Our Investment in Stacklok: Developer Security Posture Management Using Sigstore

Stacklok adds to our portfolio of market-changing security companies, and we are thrilled to partner with Craig McLuckie and Luke Hinds as they bring software supply chain security to enterprises.

Today we are thrilled to announce Madrona’s investment in Stacklok, software supply chain security for enterprises. Madrona invested in the $17.5M Series A round alongside our friends at Accel.

Madrona has known Stacklok Co-founder and CEO Craig McLuckie since 2016, when we invested in his previous company, Heptio. Over the years, we have developed a profound respect and appreciation for Craig as a brilliant visionary, innovator, and entrepreneur. Craig deeply understands building open-source communities, having co-founded Kubernetes while at Google and founded the Cloud Native Computing Foundation (CNCF). He also has experience scaling enterprise businesses based on open-source software from his time at Heptio and VMware, where he was VP of R&D (VMware acquired Heptio in 2018 for $600M). Heptio was a notable win not only for its successful exit but the incredibly talented team and positive culture it built, its rapid and successful scaling, and its relentless focus on customers and ability to deliver innovative technology consumable to the most demanding enterprises.

Recently, we have also had the pleasure of getting to know Stacklok Co-founder and CTO Luke Hinds. Luke has substantial experience in security, having spent seven years at RedHat, most recently as a distinguished engineer and security engineering lead in the office of the CTO. Luke is also the project founder and largest contributor to Sigstore, one of the most important open-source secure supply chain technology frameworks. Sigstore is employed not only by Stacklok but also by several other software vendors and enterprises, including Google, Cisco, and HPE.

Craig and Luke are brilliant technology and product strategists who complement each other well. They have strong go-to-market and company-building superpowers, and together we believe they can build an enduring and scalable business in this incredibly important category.

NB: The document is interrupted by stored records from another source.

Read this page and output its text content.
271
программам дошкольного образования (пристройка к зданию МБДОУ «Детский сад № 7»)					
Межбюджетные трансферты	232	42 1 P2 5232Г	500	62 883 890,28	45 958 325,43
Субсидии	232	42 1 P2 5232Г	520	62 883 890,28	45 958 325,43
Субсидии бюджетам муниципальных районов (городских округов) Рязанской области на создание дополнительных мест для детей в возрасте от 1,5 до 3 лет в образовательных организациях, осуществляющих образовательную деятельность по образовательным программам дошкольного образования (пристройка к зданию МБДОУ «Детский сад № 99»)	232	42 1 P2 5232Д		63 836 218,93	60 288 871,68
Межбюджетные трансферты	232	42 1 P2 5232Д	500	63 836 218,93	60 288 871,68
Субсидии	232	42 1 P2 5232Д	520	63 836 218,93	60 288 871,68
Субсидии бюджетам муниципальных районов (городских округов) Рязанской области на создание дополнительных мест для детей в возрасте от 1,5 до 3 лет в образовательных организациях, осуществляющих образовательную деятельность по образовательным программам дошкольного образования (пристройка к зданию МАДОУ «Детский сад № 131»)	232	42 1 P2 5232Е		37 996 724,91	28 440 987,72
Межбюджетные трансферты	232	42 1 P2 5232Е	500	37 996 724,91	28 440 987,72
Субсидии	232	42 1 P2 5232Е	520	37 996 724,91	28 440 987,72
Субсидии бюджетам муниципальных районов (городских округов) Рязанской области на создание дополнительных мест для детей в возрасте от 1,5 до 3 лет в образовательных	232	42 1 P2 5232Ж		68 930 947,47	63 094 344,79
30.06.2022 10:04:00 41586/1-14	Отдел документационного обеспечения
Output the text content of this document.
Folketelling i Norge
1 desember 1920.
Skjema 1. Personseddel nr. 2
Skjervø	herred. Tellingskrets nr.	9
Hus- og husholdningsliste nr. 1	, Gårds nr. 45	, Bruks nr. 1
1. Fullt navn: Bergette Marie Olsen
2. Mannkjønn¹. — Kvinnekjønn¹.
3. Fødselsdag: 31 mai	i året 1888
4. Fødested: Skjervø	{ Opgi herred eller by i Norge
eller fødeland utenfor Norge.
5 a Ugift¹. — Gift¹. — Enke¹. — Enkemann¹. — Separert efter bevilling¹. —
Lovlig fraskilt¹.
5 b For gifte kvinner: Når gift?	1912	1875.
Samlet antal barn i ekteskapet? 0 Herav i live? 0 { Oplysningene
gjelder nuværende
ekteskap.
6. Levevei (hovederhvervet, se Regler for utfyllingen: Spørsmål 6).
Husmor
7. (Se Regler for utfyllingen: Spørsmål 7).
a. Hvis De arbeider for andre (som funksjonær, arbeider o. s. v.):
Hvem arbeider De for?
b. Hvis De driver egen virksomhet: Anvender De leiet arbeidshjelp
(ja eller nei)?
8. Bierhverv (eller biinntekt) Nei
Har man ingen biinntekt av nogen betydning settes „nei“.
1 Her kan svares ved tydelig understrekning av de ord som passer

In recent years, the number of software supply chain attacks has significantly increased. This is driven by the growing number of companies leveraging open-source software and will be further accelerated by the emergence of LLMs and productivity tools like GitHub Copilot. These attacks involve bad actors injecting malicious code into open-source software, which then runs on production servers. Supply chain security risk, dependency on third-party code, and the lack of visibility into the source and ongoing changes to this code continue to be a top priority and pain point with CISOs and CIOs with whom we regularly speak. Goldman Sachs referenced in their Emerging Security Initiation of Coverage Report in February that they “expect to see the most technology evolution in IaC (also known as code or supply chain security)” driven by “developer workloads and code vulnerabilities creating significant gaps in the attack surface areas.”

With the increasing number of software supply chain attacks, developers, security teams, and operations teams are increasingly aware of breaches and are searching for more secure solutions. “Shifting left” is a trend where developers move from application security to code security. While many companies have adopted this approach, it assumes code is vulnerability-free at build time. However, vulnerabilities are often found retrospectively, so attacks still occur.

This is where Stacklok comes in. Stacklok is an end-to-end software supply chain security platform. The company focuses on Developer Security Posture Management (DSPM), which is the idea of helping developers operate securely. Stacklok’s platform evaluates a company’s software supply chain (i.e., Github code repos and dependencies), recommends security enhancements, and enforces policies throughout the CI/CD process. We love Stacklok’s opportunity to improve the overall security posture of teams by improving their understanding of best practices and the security risk associated with their choices by making an array of tools available effortlessly during their everyday work with an open-source, one-click, single-pane-of-glass approach. The platform also continuously monitors production, providing visibility and insights to developers and security and operations teams. Stacklok achieves this by leveraging the secure supply chain technologies of Sigstore, a new standard and open-source project for verifying and protecting software via a secure, cryptographic ledger. This allows customers to capture provenance and track it through the software lifecycle, across clouds or on-prem, providing dynamic protection over time in production versus simply static verification at build.

The software supply chain security market is fragmented, with many point solution providers but no clear platform leader. We believe Stacklok is uniquely positioned to win given the team’s unique background and ability to create a novel platform solution that is both proactive and remediative across the entire DevSecOps process, providing an elegant and effective approach to CodeSec and naturally expanding over time to AppSec scenarios. For instance, we envision Stacklok will be able to force remediation for a production package when a new day zero vulnerability is discovered and improve visibility into the supply chain by making contextual information useful.

Cybersecurity has long been an investment theme for Madrona, and Stacklok adds to our portfolio of market-changing security companies, including Eclypsium, Tigera, PlexTrac, Clerk, and Extrahop. We are thrilled and humbled to partner with the Stacklok team led by Craig and Luke as they bring software supply chain security to enterprises!